MHB Solving PDE using laplace transforms

[TheFallen018]

[Solved] Solving PDE using laplace transforms

Hey, I'm stuck on this problem and I don't seem to be making any headway.

I took the Laplace transform with respect to t, and ended up with the following ODE:

$\frac{\partial^2 W}{\partial x^2}-W(s^2+2s+1)=0$

and the boundry conditions for $x$

$W(0,s)=\frac{30s}{(s^2+9)^2}$
and
$W(\infty,s)=0$

I tried to solve the ODE as a second order homogeneous ODE. I got the roots
$\lambda=0$
$\lambda=s^2+2s+1$

which should correspond to the solution:
$W=C_1(s)e^{(s^2+2s+1)x}+C_2(s)$

But this doesn't seem to make sense, because the I can't see how the boundry conditions could be satisfied. If x is infinity, then that means that $C_1(s)$ would have to be zero, otherwise $C_2(s)$ would have to be $-\infty$, which doesn't work anyways, since infinity take infinity is undefined. Something has to have gone wrong here

I would really appreciate it if someone could give me a hand and tell me where I've gone wrong. Thank you all so much :)

EDIT:
Turns out I found most of my problem, and that is that I messed up the characteristic equation in my second order derivative. Once I fixed that, I ended up with the result:
$W=C_1(s)e^{(s+1)x}+C_2(s)e^{-(s+1)x}$

 

[I like Serena]

Re: [Solved] Solving PDE using laplace transforms

EDIT:
Turns out I found most of my problem, and that is that I messed up the characteristic equation in my second order derivative. Once I fixed that, I ended up with the result:
$W=C_1(s)e^{(s+1)x}+C_2(s)e^{-(s+1)x}$

Hey Fallen One,

So I guess it is solved?

 

[HallsofIvy]

I tried to solve the ODE
as a second order homogeneous ODE
.​

It appears you were trying to solve it as a second order homogenous ODE with constant coefficients. But it is not!
​

 

[Ackbach]

It appears you were trying to solve it as a second order homogenous ODE with constant coefficients. But it is not!
[/LEFT]

Not sure I agree. Isn't $s$ the frequency domain equivalent of $t?$ The resulting ODE from taking the LT is in $x$, and $s$ is independent of $x$. So I think you can treat it as a linear, homogeneous second-order ODE in $x$ with constant coefficients.

 

[I like Serena]

Not sure I agree.
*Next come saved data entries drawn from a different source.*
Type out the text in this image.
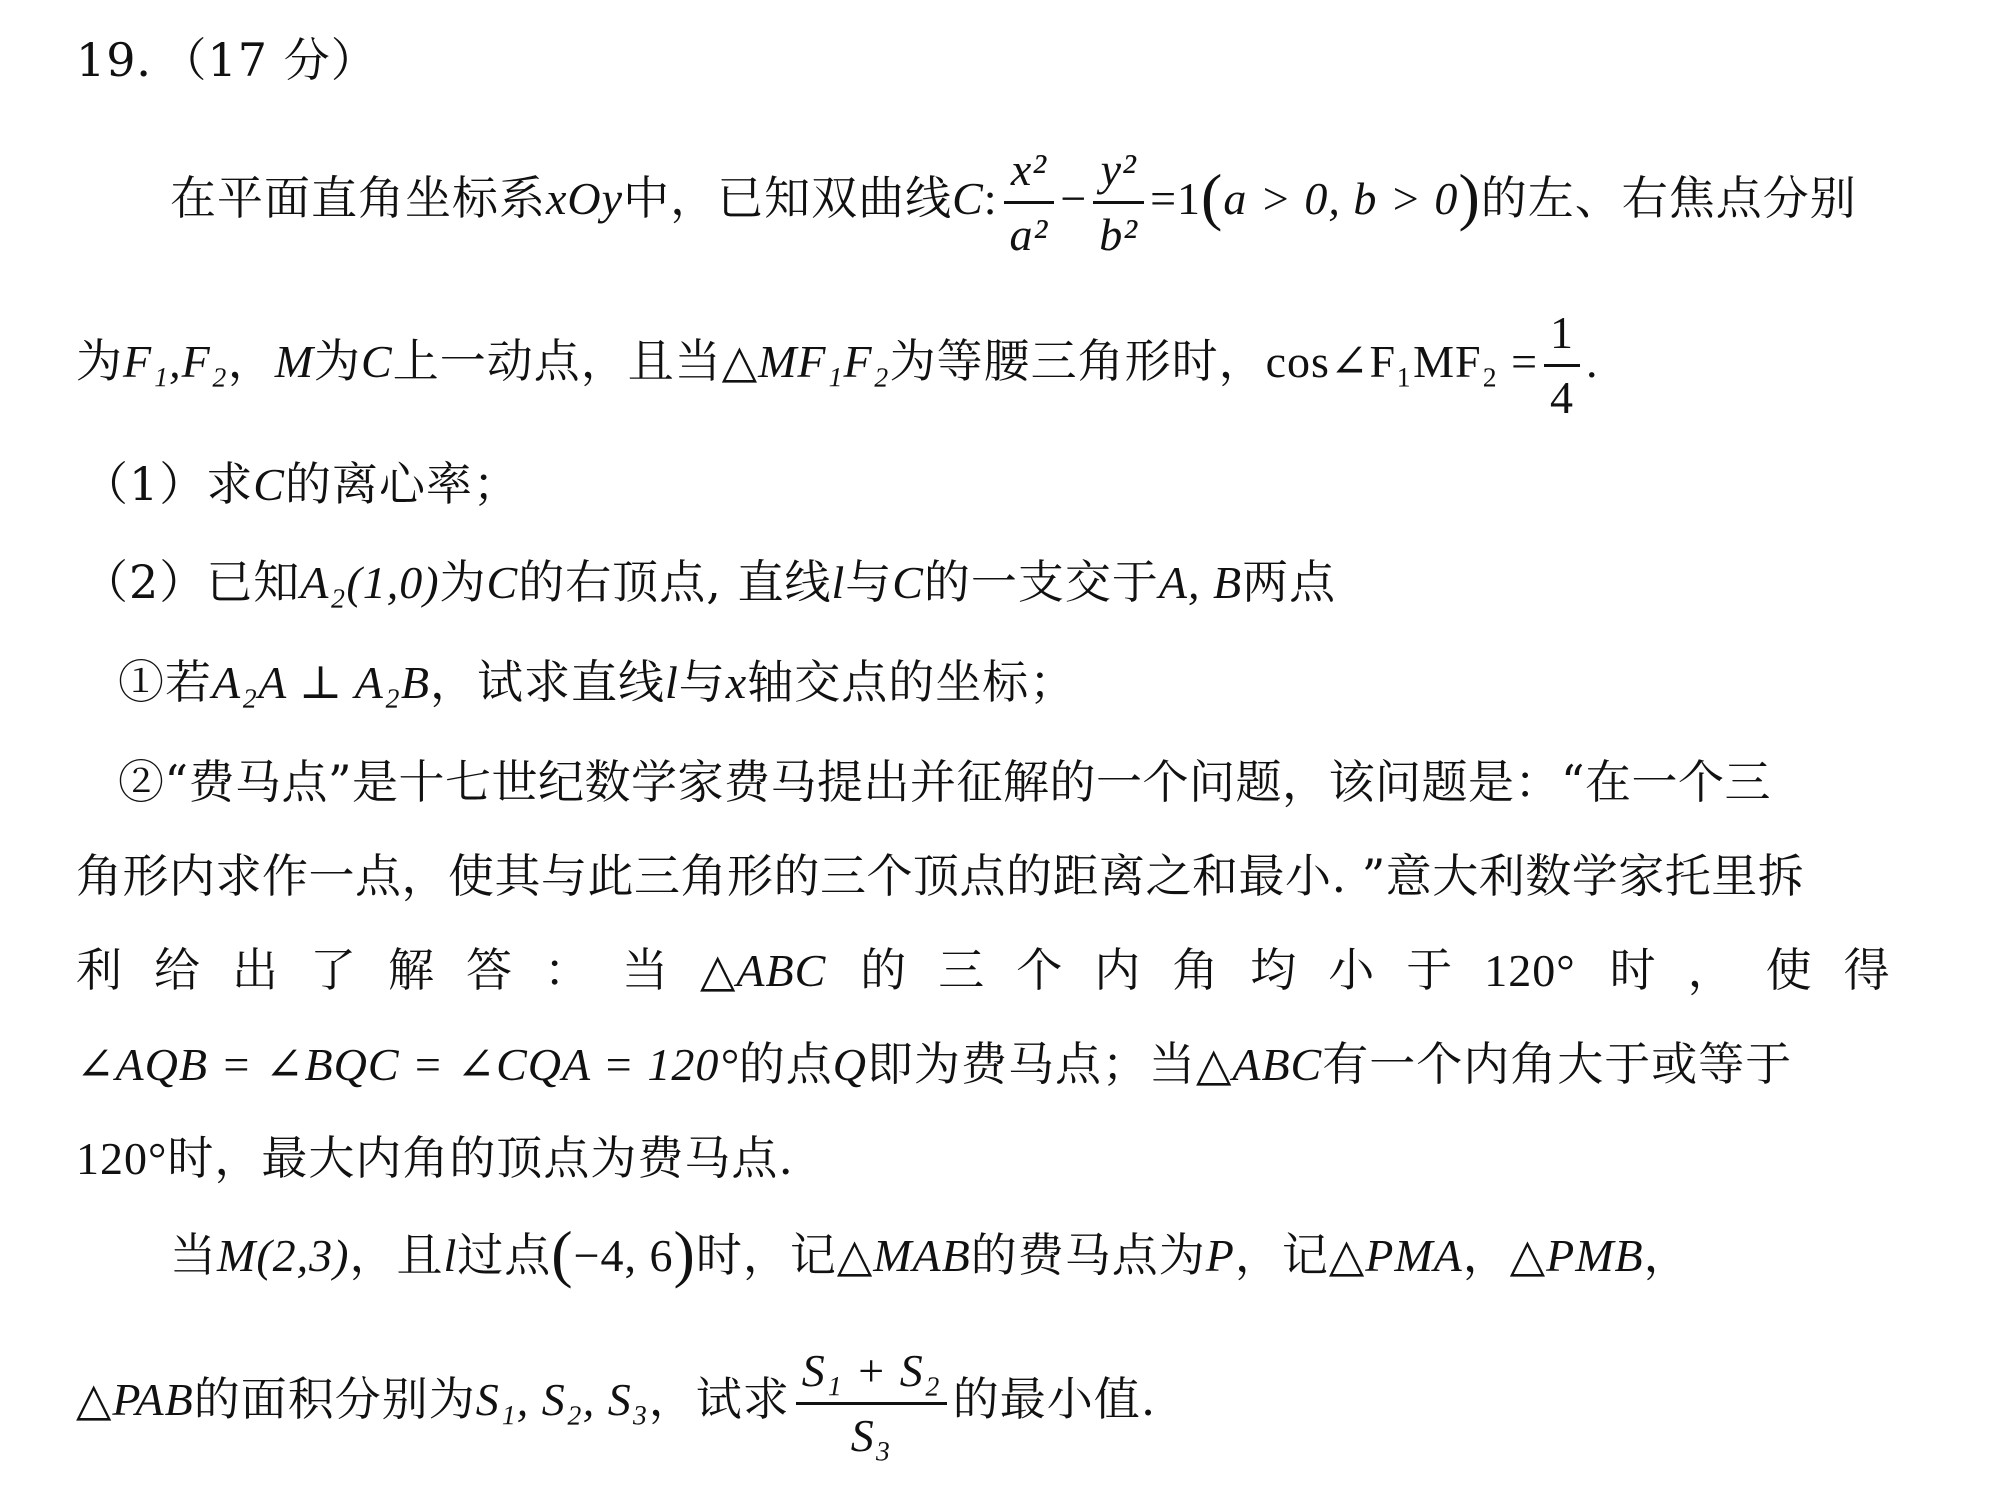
19．（17 分）
在平面直角坐标系xOy中，已知双曲线C: $\frac{\text{x²}}{\text{a²}} - \frac{\text{y²}}{\text{b²}} =1(a > 0$, b > 0)的左、右焦点分别
为F₁,F₂，M为C上一动点，且当△MF₁F₂为等腰三角形时，cos∠F₁MF₂ = $\frac{1}{4}$ .
（1）求C的离心率；
（2）已知A₂(1,0)为C的右顶点, 直线l与C的一支交于A, B两点
①若A₂A ⊥ A₂B，试求直线l与x轴交点的坐标；
②“费马点”是十七世纪数学家费马提出并征解的一个问题，该问题是：“在一个三
角形内求作一点，使其与此三角形的三个顶点的距离之和最小. ”意大利数学家托里拆
利给出了解答：当△ABC 的三个内角均小于120° 时，使得
∠AQB = ∠BQC = ∠CQA = 120°的点Q即为费马点；当△ABC有一个内角大于或等于
120°时，最大内角的顶点为费马点.
当M(2,3)，且l过点(−4, 6)时，记△MAB的费马点为P，记△PMA，△PMB，
△PAB的面积分别为S₁, S₂, S₃，试求 $\frac{\text{S₁ + S₂}}{\text{S₃}}$ 的最小值.
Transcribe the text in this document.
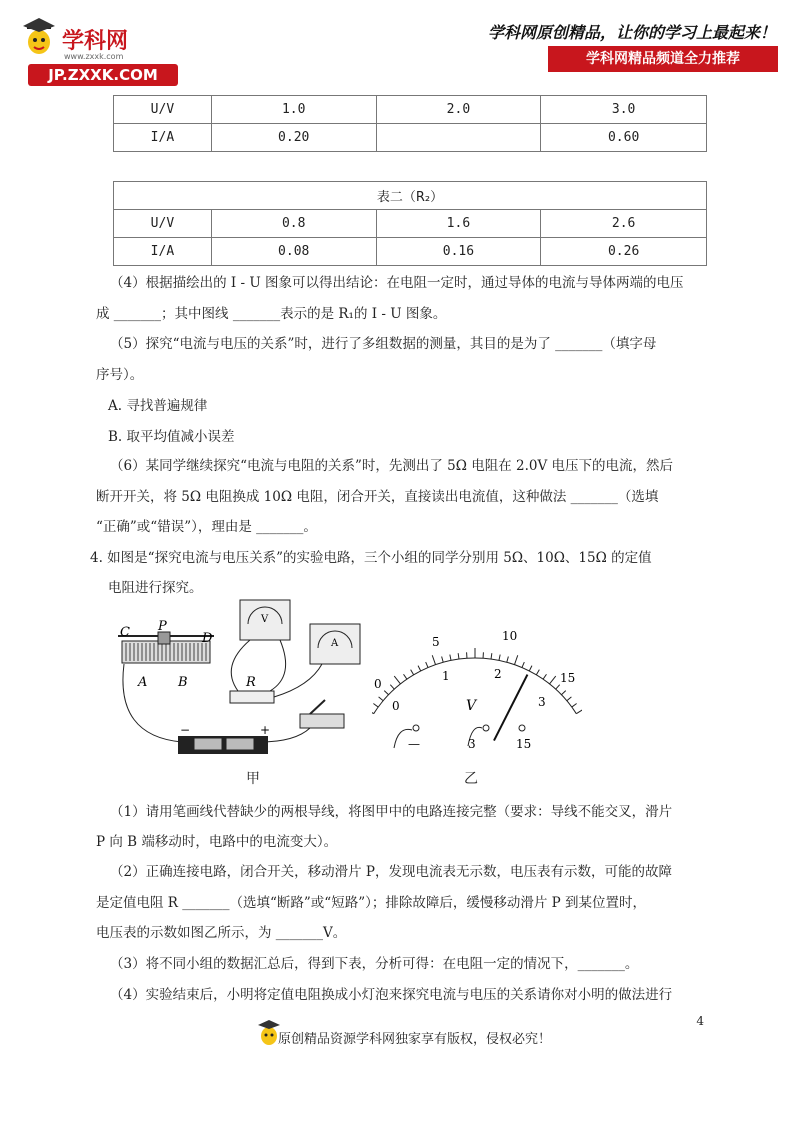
学科网
www.zxxk.com
JP.ZXXK.COM
学科网原创精品，让你的学习上最起来！
学科网精品频道全力推荐
U/V	1.0	2.0	3.0
I/A	0.20		0.60
表二（R₂）			
U/V	0.8	1.6	2.6
I/A	0.08	0.16	0.26
（4）根据描绘出的 I - U 图象可以得出结论：在电阻一定时，通过导体的电流与导体两端的电压
成 _______；其中图线 _______表示的是 R₁的 I - U 图象。
（5）探究“电流与电压的关系”时，进行了多组数据的测量，其目的是为了 _______（填字母
序号）。
A. 寻找普遍规律
B. 取平均值减小误差
（6）某同学继续探究“电流与电阻的关系”时，先测出了 5Ω 电阻在 2.0V 电压下的电流，然后
断开开关，将 5Ω 电阻换成 10Ω 电阻，闭合开关，直接读出电流值，这种做法 _______（选填
“正确”或“错误”），理由是 _______。
4. 如图是“探究电流与电压关系”的实验电路，三个小组的同学分别用 5Ω、10Ω、15Ω 的定值
电阻进行探究。
C P
D
A B
V
A
R
−	+
甲
0
5	10
15
0
1	2
3
V
—	3	15
乙
（1）请用笔画线代替缺少的两根导线，将图甲中的电路连接完整（要求：导线不能交叉，滑片
P 向 B 端移动时，电路中的电流变大）。
（2）正确连接电路，闭合开关，移动滑片 P，发现电流表无示数，电压表有示数，可能的故障
是定值电阻 R _______（选填“断路”或“短路”）；排除故障后，缓慢移动滑片 P 到某位置时，
电压表的示数如图乙所示，为 _______V。
（3）将不同小组的数据汇总后，得到下表，分析可得：在电阻一定的情况下，_______。
（4）实验结束后，小明将定值电阻换成小灯泡来探究电流与电压的关系请你对小明的做法进行
4
原创精品资源学科网独家享有版权，侵权必究！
Isn't $s$ the frequency domain equivalent of $t?$ The resulting ODE from taking the LT is in $x$, and $s$ is independent of $x$. So I think you can treat it as a linear, homogeneous second-order ODE in $x$ with constant coefficients.

Indeed.
So let's continue the calculation...

We have:
$$W(x,s)=C_1(s) e^{(s+1)x} + C_2(s)e^{-(s+1)x},\quad W(0,s)=\frac{30s}{(s^2+9)^2}, \quad W(\infty,s)=0$$
With $\Re(s)\ge 0$ it follows that $C_1(s)=0$ and:
$$W(x,s)=\frac{30s}{(s^2+9)^2}e^{-(s+1)x}$$
The inverse Laplacian with respect to $s$ is:
$$w(x,t)=5e^{-x}(t-x)\sin(3(t-x))$$
Substitute in the original equation and W/A validates that it holds.
Substitute $x=0$ and we get the boundary condition $w(0,t)=5t\sin(3t)$ as expected.